Mencari Talenta

Sebuah pesan masuk ke ponsel saya:

Pak Budi, apakah punya orang yang dapat mendesain rangkaian dengan menggunakan FPGA untuk sebuah proyek. Selain itu butuh orang juga untuk membuat firmware-nya.

Selang berapa lama, ada pesan lain lagi:

Pak, saya butuh orang yang bisa python untuk mengakses data dari database (SQL) kemudian mem-push ke sebuah sistem lainnya.

Pesan-pesan semacam ini sering hadir di ponsel saya. Mungkin karena saya mengajar di ITB sehingga dipikirnya dekat dengan sumber daya manusia yang handal. Kenyataannya adalah susah untuk mendapatkan SDM, talenta, yang dibutuhkan tersebut.

Lulusan S1 dari perguruan tinggi sekarang entah pada lari kemana. Dugaan saya, sebagian melanjutkan pendidikan ke S2. Sebagian lagi bercita-cita menjadi manager. Maka tawaran pekerjaan seperti yang ditampilkan di atas sulit untuk dipenuhi. Bukan hanya ITB saja yang tidak dapat memenuhi itu, perguruan tinggi lainnya, bahkan politeknik dan SMK-pun sulit menghasilkan talenta yang dimaksudkan.
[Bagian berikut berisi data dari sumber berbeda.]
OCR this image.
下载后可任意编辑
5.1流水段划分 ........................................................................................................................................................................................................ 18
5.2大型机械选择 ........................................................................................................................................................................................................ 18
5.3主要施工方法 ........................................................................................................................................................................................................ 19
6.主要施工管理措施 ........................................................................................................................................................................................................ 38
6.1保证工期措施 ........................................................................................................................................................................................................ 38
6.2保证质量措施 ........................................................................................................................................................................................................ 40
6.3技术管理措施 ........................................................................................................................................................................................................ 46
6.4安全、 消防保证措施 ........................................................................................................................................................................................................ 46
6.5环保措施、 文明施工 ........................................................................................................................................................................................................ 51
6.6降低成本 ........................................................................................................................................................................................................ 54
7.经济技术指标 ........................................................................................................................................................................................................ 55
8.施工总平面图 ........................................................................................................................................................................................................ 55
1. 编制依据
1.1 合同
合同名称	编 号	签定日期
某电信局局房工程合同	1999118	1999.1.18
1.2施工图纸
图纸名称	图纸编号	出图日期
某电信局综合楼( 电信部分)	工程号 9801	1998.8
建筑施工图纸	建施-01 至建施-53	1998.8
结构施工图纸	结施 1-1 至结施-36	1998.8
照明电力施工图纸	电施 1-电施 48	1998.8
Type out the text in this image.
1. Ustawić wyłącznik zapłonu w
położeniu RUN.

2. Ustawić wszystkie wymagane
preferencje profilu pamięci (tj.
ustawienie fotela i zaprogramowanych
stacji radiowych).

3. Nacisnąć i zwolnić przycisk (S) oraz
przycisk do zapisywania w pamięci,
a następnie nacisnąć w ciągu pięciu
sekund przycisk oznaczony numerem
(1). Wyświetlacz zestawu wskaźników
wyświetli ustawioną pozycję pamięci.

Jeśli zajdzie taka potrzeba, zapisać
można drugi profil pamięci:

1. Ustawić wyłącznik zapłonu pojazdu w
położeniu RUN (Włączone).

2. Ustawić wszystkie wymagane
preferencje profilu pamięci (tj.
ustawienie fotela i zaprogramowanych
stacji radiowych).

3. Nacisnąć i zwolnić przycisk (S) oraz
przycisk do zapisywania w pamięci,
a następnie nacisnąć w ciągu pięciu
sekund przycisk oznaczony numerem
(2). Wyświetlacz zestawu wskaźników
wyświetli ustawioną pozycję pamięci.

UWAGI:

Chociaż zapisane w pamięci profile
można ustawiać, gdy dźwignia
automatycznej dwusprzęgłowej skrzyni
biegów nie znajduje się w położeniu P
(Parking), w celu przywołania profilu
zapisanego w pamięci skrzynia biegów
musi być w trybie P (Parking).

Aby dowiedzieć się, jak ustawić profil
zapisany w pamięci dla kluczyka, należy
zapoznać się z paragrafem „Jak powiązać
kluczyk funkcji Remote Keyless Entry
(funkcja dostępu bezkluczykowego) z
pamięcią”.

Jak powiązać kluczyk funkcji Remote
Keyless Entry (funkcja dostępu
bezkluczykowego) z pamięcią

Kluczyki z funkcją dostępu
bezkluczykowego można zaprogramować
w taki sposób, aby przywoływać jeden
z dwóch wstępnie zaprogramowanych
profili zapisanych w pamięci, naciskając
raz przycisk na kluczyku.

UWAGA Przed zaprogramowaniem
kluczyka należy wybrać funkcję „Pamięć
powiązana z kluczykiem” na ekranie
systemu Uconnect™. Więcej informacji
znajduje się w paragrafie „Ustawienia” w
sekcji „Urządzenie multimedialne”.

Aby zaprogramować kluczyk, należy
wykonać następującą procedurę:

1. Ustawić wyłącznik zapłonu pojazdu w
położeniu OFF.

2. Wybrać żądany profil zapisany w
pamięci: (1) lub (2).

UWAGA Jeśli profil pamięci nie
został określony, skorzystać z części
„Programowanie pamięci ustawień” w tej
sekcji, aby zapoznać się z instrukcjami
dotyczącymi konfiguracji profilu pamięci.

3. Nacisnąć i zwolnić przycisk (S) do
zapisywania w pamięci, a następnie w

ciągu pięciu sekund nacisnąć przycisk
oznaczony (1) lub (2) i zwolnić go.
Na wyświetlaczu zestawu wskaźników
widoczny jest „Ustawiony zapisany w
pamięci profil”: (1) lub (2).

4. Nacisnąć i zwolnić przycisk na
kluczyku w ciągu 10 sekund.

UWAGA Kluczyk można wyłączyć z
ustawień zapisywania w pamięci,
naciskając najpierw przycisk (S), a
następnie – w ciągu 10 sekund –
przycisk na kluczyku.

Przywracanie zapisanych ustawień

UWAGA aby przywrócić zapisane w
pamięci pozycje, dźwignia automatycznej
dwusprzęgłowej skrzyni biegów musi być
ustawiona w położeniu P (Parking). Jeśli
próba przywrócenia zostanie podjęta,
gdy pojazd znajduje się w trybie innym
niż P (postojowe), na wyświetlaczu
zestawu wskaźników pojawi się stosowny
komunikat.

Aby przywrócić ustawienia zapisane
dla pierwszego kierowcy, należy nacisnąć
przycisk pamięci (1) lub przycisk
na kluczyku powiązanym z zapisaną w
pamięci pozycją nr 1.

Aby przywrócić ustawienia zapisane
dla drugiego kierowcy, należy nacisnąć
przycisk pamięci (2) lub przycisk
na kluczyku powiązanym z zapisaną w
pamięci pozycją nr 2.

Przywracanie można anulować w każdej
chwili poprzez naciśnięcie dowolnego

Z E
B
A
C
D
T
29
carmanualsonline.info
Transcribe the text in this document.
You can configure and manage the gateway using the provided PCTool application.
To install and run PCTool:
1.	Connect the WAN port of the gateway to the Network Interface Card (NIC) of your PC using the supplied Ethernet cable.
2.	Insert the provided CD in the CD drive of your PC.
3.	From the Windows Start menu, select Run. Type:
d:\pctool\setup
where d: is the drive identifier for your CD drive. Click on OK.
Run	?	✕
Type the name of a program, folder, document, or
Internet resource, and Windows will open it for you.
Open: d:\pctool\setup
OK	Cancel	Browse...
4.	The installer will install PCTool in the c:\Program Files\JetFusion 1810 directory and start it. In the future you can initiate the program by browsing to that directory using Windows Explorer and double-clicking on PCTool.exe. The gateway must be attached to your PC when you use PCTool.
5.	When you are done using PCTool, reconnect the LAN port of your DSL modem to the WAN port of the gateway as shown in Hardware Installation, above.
Pendidikan yang ada memang tidak mampu menghasilkan talenta yang siap digunakan. Waktu yang singat dan pelajaran yang mungkin dipaksakan (dijejalkan) kepada siswa tersebut membuat lulusannya hanya memahami kulit-kulit pelajaran saja. (Maha)siswa pun jarang yang mau belajar sendiri di luar apa yang sudah diajarkan di kelas. Mereka sudah puas jika lulus dari mata kuliah/pelajaran tersebut.

Maka, pencarian talenta masih berlanjut.

Oh ya, tawaran yang pertama, yang FPGA itu, masih terbuka.

12 pemikiran pada “Mencari Talenta

  1. Sebagai startup entrepreneur, memang talenta adalah masalah utama di Indonesia pak. Alasannya sangat simpel :

    -Universitas dan jurusan teknik yang bagus sangat kurang di Indonesia.

    -Mereka yang sangat technically talented dan pingin jadi engineer profesional, pada kuliah dan akhirnya bekerja di luar negeri. Atau menjadi independent contractor, dengan project-project dari luar negeri.

    -Mereka yang stay di Indonesia adalah mereka yang aspirasi karirnya ke managerial atau entrepreneurial.

    Solusinya adalah

    1. Memberikan remunerasi dan fasilitas yang sangat baik kepada engineer lokal yang talented.

    2. Bagi universitas/company : Memberikan pelatihan-pelatihan jangka pendek yang inovatif, aplikatif dan up-to-date kepada aspiring engineer,

    … universitas/company harus berani membayar/mensubsidi praktisi industri yang bekerja di luar negeri/dalam negeri untuk mengadakan pelatihan.

    3. (ini yang sulit) Membentuk pengertian di masyarakat adalah engineer adalah posisi yang bergengsi, financially very prospective dan bukan sekedar batu loncatan ke managerial atau entry level position.

  2. kalau yang python masih buka nggak pak?

    saya mahasiswa S1 Ilkom IPB yang lagi punya waktu luang. Sepertinya seru kalau dapet tantangan dari pak Budi, hhe..

    email: anas@jurnalanas.com
    linkedin: linkedin.com/in/jurnalanas

  3. Ya, sudah seharusnya yang baru lulus alias fresh graduate harus lebih aktif, atau kebanyakan malah lanjut kuliah lagi seperti yang Bapak utarakan.

  4. bagi yang baru … kebijakan saya (dari belasan tahun yang lalu) masih sama, tidak komentar 🙂 biar kawan-kawan yang komentar saja. kalau jenisnya yang minta disuapin, ya lain cerita.

  5. Gimana mau merespon pak, spek projek dan skop pekerjaan saja tidak ada, kl gak memenuhi syarat kan hanya menuh2in inbox dan buang waktu baik yg kirim dan yg baca.

  6. mungkin karena anak muda jaman sekarang banyak yg lebih suka jadi entrepreneur pak 🙂

  7. Kesulitan perusahaan dalam mencari talent itu dimanfaatkan oleh para head hunter dan perusahaan outsourcing/consulting.

    Tapi emang sih hardware engineer emang lagi dicari di seluruh dunia.